Among public companies, the majors were the most aggressive in divesting resources in 2021, reducing their collective resources by about 5.5 billion boe on a net basis. The largest inorganic resource reduction among majors was made by Shell, which divested nearly 3 billion boe in North America, 500 million boe in Africa and 200 million boe in Asia. In total, Shell sold around 3.3 billion boe net for more than USD 11 billion in net proceeds in 2021. ExxonMobil – the major with the second-largest inorganic resource reduction in 2021 – divested net resources of nearly 1 billion boe for a net amount of about USD 3.8 billion, mainly through sales in Europe and Asia.

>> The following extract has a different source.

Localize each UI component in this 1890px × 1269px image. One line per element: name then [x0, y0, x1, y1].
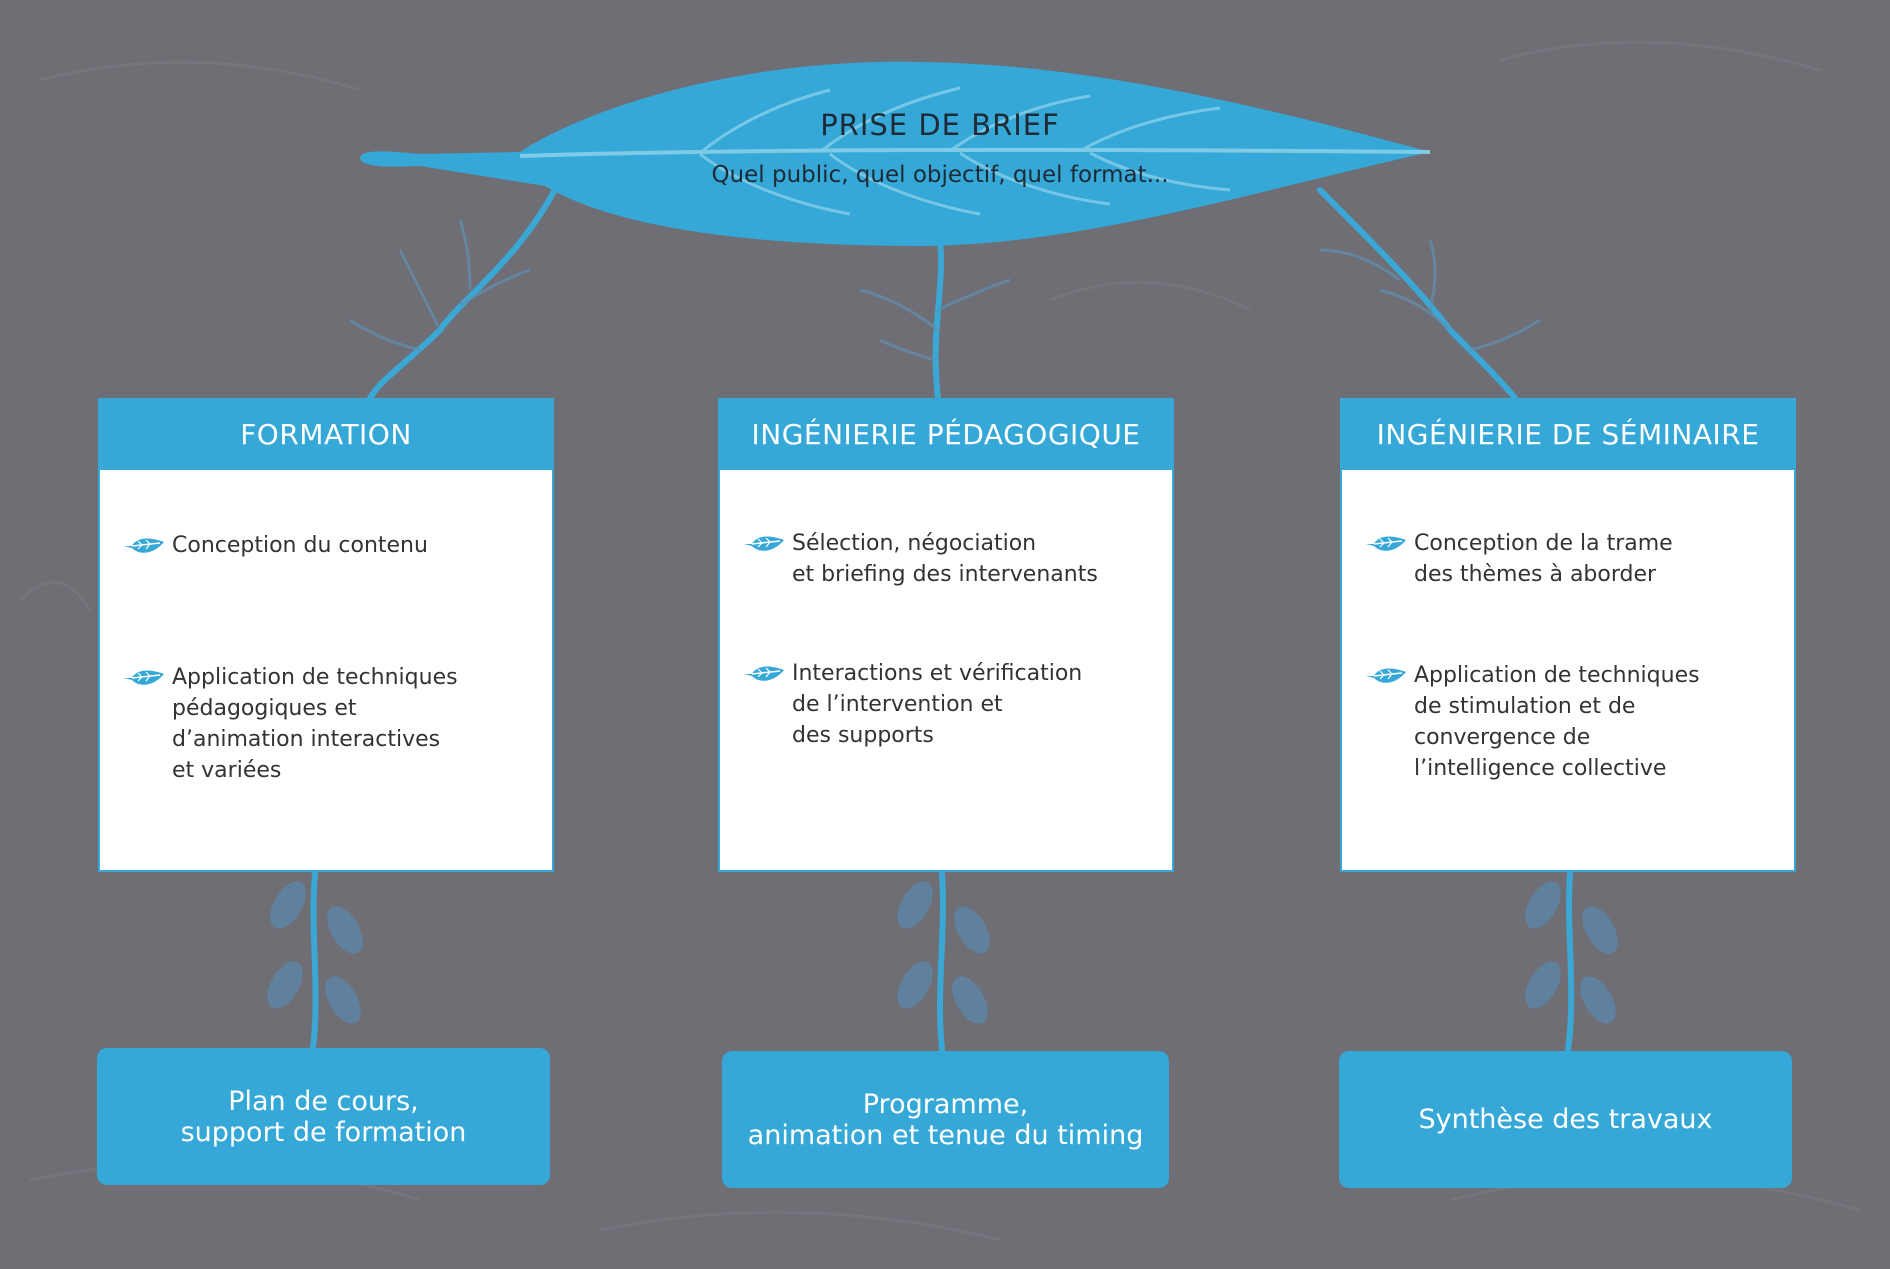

Public independents spent more than 75% of the segment’s acquisitions costs on acquiring assets from other public players, including majors, to which around 10% of the total amount spent on upstream acquisitions was paid. Public companies acquired assets worth USD 125 billion and sold assets for about USD 114 billion. Private companies in total acquired assets for USD 45 billion and sold assets for around USD 46 billion.

Looking ahead
The deal pipeline is robust, and the upstream M&A market looks set to continue to strengthen, with deals in the US likely to remain a crucial driver of the global deal value. Large sales in other regions may also materialise in 2022, particularly if majors continue to streamline their portfolios. While resources under development and production can receive high values in the current environment, buyers appear to be more cautious about discovered resources. Without larger changes in the macroeconomic environment, this discrepancy could persist. However, a further steady increase in valuations for producing and under development resources appears unlikely, judging by historical values.